On peut donc lire dans Sud-Ouest : «   MM. Malvy, Cohen et Izard proposent donc au gouvernement: soit que les collectivités de Midi-Pyrénées cessent de payer pour Tours-Bordeaux et qu'elles assument ensuite la totalité de la participation des collectivités à Bordeaux-Toulouse; soit que leur contribution à Tours-Bordeaux soit considérée comme une avance que les collectivités d'Aquitaine rembourseraient quand commenceraient les travaux de Bordeaux-Toulouse ».    

 

Les LGV n’ont plus la cote

Cette effervescence dans les rangs des pros LGV vient en écho avec les réticences de plus en plus grandes qui émanent de tous bords en provenance de décideurs politiques, d’économistes, de chercheurs, d’associatifs.

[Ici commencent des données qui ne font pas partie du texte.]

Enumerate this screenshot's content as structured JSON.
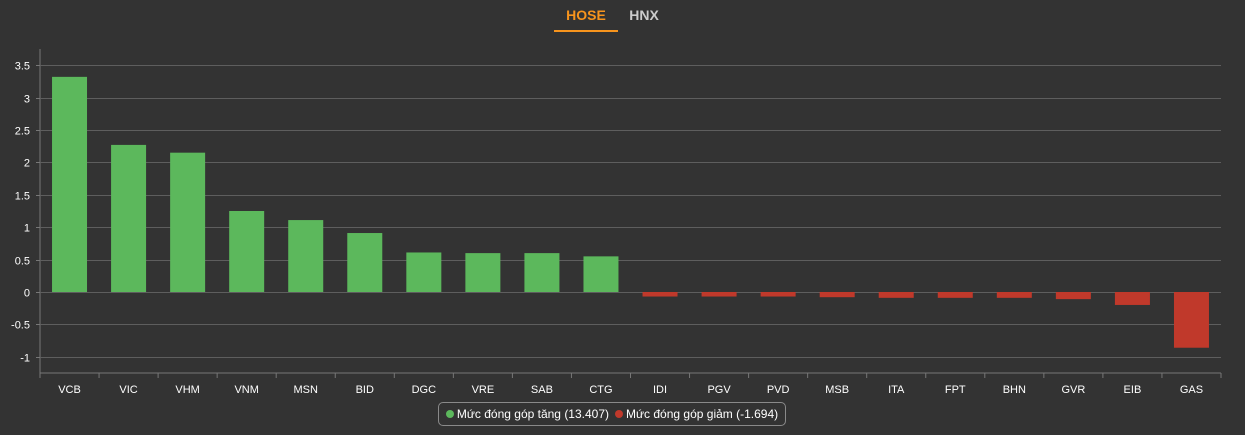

La LGV PACA prend la teinte d’un aménagement grande vitesse (250km/h) des voies existantes quand on lisait dans les pages de La Provence les nuances apportés par le maître d’ouvrage RFF. Cela ne fait pas baisser les bras des opposants qui parlent de « bluff » et sont attentifs quant au retour du projet LGV après les élections.

Toutefois l’élan « grande vitesse » semble cassé quand on lit dans La Provence du 15 février 2012 les propos du directeur régional de RFF : « Le virage s’amorce dans les mots. La LGV-Paca dont "le nom ne correspond plus au projet" ne roulera pas à 350 km/heure dans notre région, même sur les tronçons neufs. "En roulant à 250km/heure, on perdra 4 secondes au kilomètre" relativise Marc Svetkine, le directeur régional. "Nous avons surtout besoin d’un réseau performant."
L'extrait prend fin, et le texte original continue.